Algumas páginas da matéria sobre a Eliziário na edição de número 55 da Revista Classic Show. Depoimentos, dados e fotos reconstroem parte da história de um homem e de uma marca que ajudaram nas transformações do setor de transportes.

Homenagem a uma marca fundamental para a história dos transportes
Edição 55 da Revista Classic Show traz a memória de um homem que comandou uma marca que revolucionou a forma de conduzir pessoas e o progresso

ADAMO BAZANI – CBN

Para quem admira história, não só dos transportes, mas de pessoas ousadas, corajosas e que pela criatividade e coragem frente às dificuldades fizeram diferença e, mesmo sendo esquecidas atualmente, deixaram marcas ainda hoje observadas, uma boa leitura é a Edição de Número 55 da Revista Classic Show, de automóveis antigos.

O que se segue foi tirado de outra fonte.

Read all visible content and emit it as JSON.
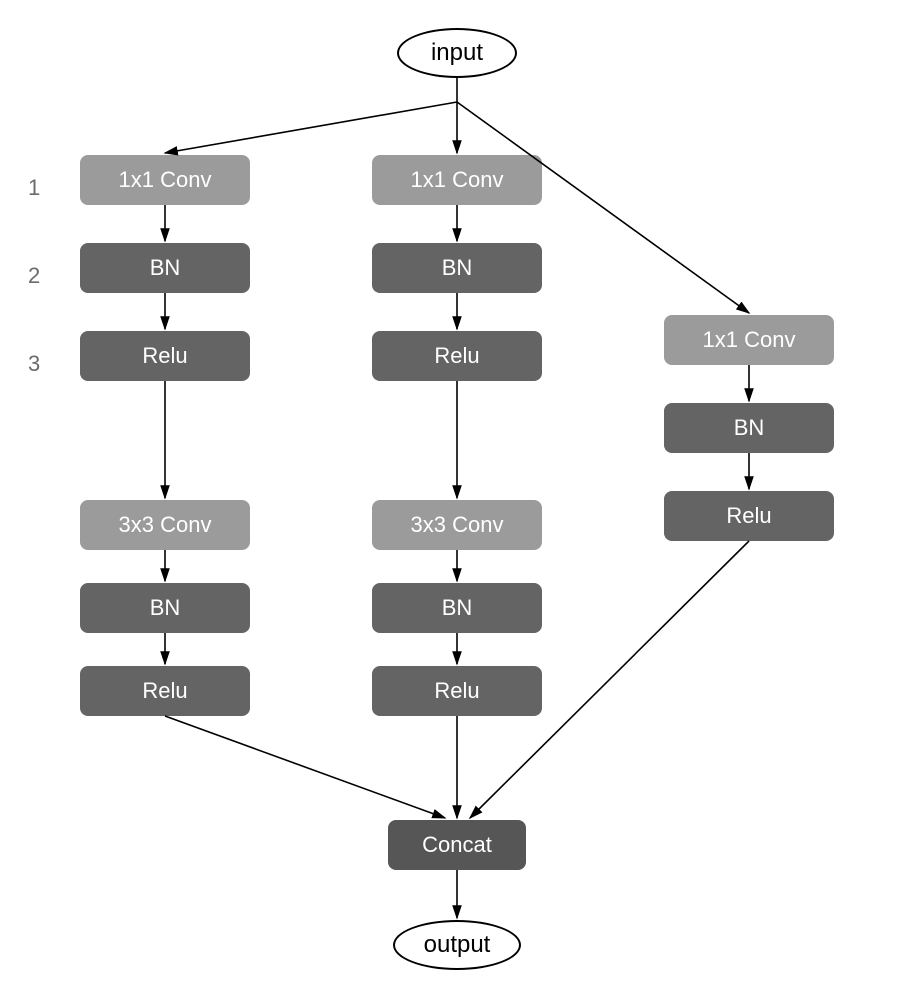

Entre as páginas 96 e 103 são mostradas fotos nostálgicas que revelam que o transporte se hoje conseguiu chegar a este estágio, talvez não o ideal ainda, mas respeitável, principalmente em relação à qualidade dos ônibus produzidos no Brasil, é porque muita gente teve visão de empresário e de operário ao mesmo tempo.

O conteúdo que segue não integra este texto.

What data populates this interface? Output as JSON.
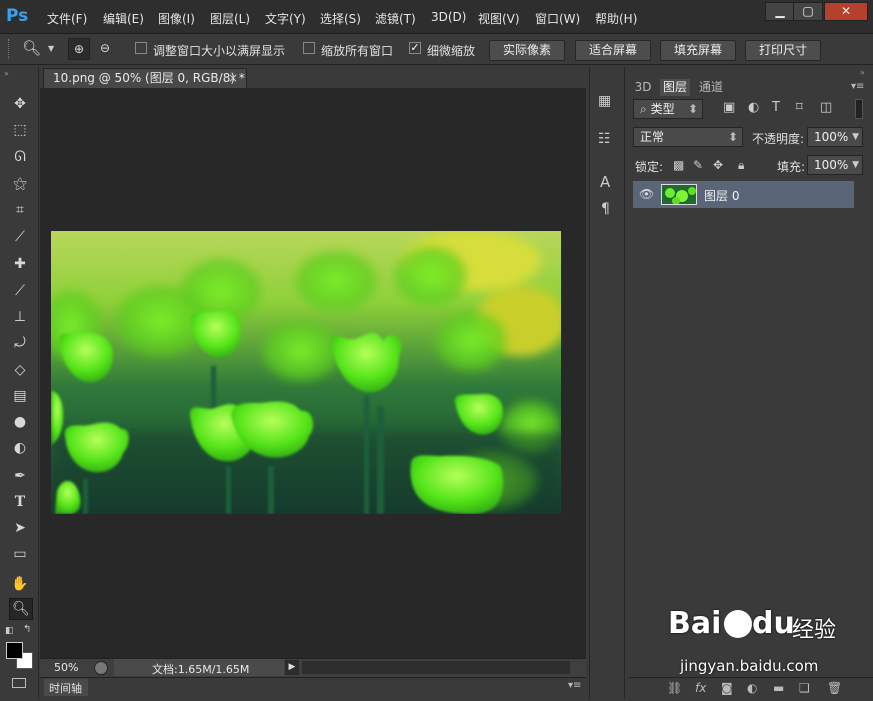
{
  "app": {
    "logo": "Ps"
  },
  "menu": [
    "文件(F)",
    "编辑(E)",
    "图像(I)",
    "图层(L)",
    "文字(Y)",
    "选择(S)",
    "滤镜(T)",
    "3D(D)",
    "视图(V)",
    "窗口(W)",
    "帮助(H)"
  ],
  "options": {
    "resize_windows_label": "调整窗口大小以满屏显示",
    "resize_windows_checked": false,
    "zoom_all_label": "缩放所有窗口",
    "zoom_all_checked": false,
    "scrubby_label": "细微缩放",
    "scrubby_checked": true,
    "actual_pixels": "实际像素",
    "fit_screen": "适合屏幕",
    "fill_screen": "填充屏幕",
    "print_size": "打印尺寸"
  },
  "document": {
    "tab_title": "10.png @ 50% (图层 0, RGB/8) *",
    "tab_close": "×",
    "zoom": "50%",
    "doc_size": "文档:1.65M/1.65M",
    "timeline_label": "时间轴"
  },
  "panel": {
    "tabs": [
      "3D",
      "图层",
      "通道"
    ],
    "active_tab": "图层",
    "filter_kind": "类型",
    "blend_mode": "正常",
    "opacity_label": "不透明度:",
    "opacity_value": "100%",
    "lock_label": "锁定:",
    "fill_label": "填充:",
    "fill_value": "100%",
    "layer_name": "图层 0"
  },
  "watermark": {
    "brand": "Bai",
    "brand2": "du",
    "suffix": "经验",
    "url": "jingyan.baidu.com"
  },
  "colors": {
    "foreground": "#000000",
    "background": "#ffffff",
    "accent": "#39a2ea",
    "layer_selected": "#5a6577"
  },
  "icons": [
    "move-icon",
    "marquee-icon",
    "lasso-icon",
    "magic-wand-icon",
    "crop-icon",
    "eyedropper-icon",
    "healing-brush-icon",
    "brush-icon",
    "clone-stamp-icon",
    "history-brush-icon",
    "eraser-icon",
    "gradient-icon",
    "blur-icon",
    "dodge-icon",
    "pen-icon",
    "type-icon",
    "path-selection-icon",
    "rectangle-icon",
    "hand-icon",
    "zoom-icon"
  ]
}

Não se rendeu às dificuldades, fossem elas técnicas, financeiras ou conjunturais e com os próprios braços e fé em si própria, essa gente trouxe soluções em meio aos problemas.
Um pouco de sorte? Não se sabe se ela existe. Deus? Vai da fé de cada um. Dom? Se dom for talento aliado com vontade, tem sentido. Trabalho. Ah, isso muito!

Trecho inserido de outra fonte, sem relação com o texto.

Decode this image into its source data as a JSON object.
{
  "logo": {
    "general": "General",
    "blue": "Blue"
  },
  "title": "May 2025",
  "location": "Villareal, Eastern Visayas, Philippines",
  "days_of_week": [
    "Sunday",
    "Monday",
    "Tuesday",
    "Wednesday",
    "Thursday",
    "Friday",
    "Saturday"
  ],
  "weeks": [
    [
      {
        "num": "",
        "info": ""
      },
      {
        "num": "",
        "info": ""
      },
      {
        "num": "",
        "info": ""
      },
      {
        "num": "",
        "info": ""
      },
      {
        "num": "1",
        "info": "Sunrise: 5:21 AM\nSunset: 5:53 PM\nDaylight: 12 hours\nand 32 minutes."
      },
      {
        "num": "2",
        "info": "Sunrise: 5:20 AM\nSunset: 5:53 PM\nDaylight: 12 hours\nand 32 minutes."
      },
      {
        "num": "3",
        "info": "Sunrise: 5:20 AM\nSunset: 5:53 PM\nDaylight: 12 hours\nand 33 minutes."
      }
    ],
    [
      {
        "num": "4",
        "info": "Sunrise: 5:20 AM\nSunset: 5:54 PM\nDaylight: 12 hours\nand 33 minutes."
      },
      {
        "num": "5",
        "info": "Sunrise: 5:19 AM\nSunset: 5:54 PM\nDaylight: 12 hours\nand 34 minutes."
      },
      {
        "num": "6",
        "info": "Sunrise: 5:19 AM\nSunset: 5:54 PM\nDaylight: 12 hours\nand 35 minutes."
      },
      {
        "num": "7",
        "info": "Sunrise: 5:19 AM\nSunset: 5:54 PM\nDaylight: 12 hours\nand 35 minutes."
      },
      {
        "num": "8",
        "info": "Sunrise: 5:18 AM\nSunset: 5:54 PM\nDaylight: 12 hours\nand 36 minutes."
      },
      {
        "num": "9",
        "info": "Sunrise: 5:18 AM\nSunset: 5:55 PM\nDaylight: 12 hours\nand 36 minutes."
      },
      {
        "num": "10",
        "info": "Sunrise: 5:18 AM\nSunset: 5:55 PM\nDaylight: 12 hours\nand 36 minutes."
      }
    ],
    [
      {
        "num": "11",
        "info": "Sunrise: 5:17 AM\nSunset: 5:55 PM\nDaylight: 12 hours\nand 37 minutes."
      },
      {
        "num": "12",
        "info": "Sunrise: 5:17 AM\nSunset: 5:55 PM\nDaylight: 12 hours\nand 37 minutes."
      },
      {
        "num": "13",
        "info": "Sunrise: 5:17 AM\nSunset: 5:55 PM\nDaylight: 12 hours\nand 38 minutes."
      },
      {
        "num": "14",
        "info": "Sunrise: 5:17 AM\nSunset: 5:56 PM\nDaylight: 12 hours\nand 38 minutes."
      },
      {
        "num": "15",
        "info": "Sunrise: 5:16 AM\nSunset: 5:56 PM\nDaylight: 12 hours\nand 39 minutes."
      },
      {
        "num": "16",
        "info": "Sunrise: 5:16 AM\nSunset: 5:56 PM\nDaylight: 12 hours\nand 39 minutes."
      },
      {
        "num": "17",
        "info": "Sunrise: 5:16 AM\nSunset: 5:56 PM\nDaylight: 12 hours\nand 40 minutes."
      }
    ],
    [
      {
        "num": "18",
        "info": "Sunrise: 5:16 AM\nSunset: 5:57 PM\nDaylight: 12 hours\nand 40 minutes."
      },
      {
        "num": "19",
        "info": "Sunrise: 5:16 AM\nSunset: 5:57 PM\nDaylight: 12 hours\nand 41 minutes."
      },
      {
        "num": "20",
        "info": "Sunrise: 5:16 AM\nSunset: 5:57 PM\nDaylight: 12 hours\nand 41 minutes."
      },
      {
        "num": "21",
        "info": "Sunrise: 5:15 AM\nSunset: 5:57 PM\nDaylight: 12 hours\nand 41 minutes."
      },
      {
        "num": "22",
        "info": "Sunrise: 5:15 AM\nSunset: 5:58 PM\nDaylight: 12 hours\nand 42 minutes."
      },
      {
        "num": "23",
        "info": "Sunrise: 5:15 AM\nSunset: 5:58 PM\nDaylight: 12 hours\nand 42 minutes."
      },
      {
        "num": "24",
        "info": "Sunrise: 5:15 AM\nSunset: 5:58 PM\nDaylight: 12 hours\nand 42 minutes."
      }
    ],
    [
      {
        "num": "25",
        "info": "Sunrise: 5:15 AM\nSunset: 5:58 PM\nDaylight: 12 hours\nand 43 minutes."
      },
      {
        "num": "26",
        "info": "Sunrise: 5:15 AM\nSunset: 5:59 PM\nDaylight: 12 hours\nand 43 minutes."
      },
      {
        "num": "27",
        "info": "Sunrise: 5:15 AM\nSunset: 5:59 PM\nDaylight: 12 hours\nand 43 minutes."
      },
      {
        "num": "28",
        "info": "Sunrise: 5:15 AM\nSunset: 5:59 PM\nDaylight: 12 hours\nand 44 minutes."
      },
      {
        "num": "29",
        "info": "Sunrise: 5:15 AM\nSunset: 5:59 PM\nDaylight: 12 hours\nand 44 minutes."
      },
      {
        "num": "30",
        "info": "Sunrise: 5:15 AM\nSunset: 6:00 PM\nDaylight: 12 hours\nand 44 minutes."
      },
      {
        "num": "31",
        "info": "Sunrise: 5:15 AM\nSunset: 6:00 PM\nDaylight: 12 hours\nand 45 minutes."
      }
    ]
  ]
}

Fez parte dessa gente de vencedores Eliziário Goulart, que ao longo de sua história, mostrou que ser tradicional não significa deixar de inovar. Ser prudente, não quer dizer não ser diferente.
Aos 15 anos de idade, Eliziário Goulart começou a trabalhar numa marcenaria no bairro Passo da Mangueira, em Porto Alegre, no Rio Grande do Sul. Seu trabalho era diferenciado e quando, em 1920, foi incumbido pelo dono da oficina a fazer uma carroceria num pequeno chassi de caminhão, mostrou seu diferencial.
Na Revista Classic Show, são relatados fatos e datas relevantes não só em relação a história de Eliziário, mas dos transportes e mesmo de parte da memória do País e do mundo.
Os ônibus começaram como veículos rústicos de madeira e pouco confortáveis nas mãos de Eliziário Goulart e se transformaram, também sob seu comando, em veículos que privilegiavam conforto, segurança e pro que não, beleza.
Segue uma pequena cronologia para deixar as pessoas com um gosto de quero mais, que pode ser conferido na revista:

• 1916: Com 15 anos de idade, Eliziário Goulart começa a trabalhar numa marcenaria no bairro Passo da Mangueira, em Porto alegre, Rio Grande do Sul
• 1920: Aceita o desafio do seu chefe de construir uma carroceria para um chassi de caminhão pequeno da GM. O trabalho foi feito sem tanta cobrança de perfeição, mas ficou tão bom, que revelou ao jovem seu dom.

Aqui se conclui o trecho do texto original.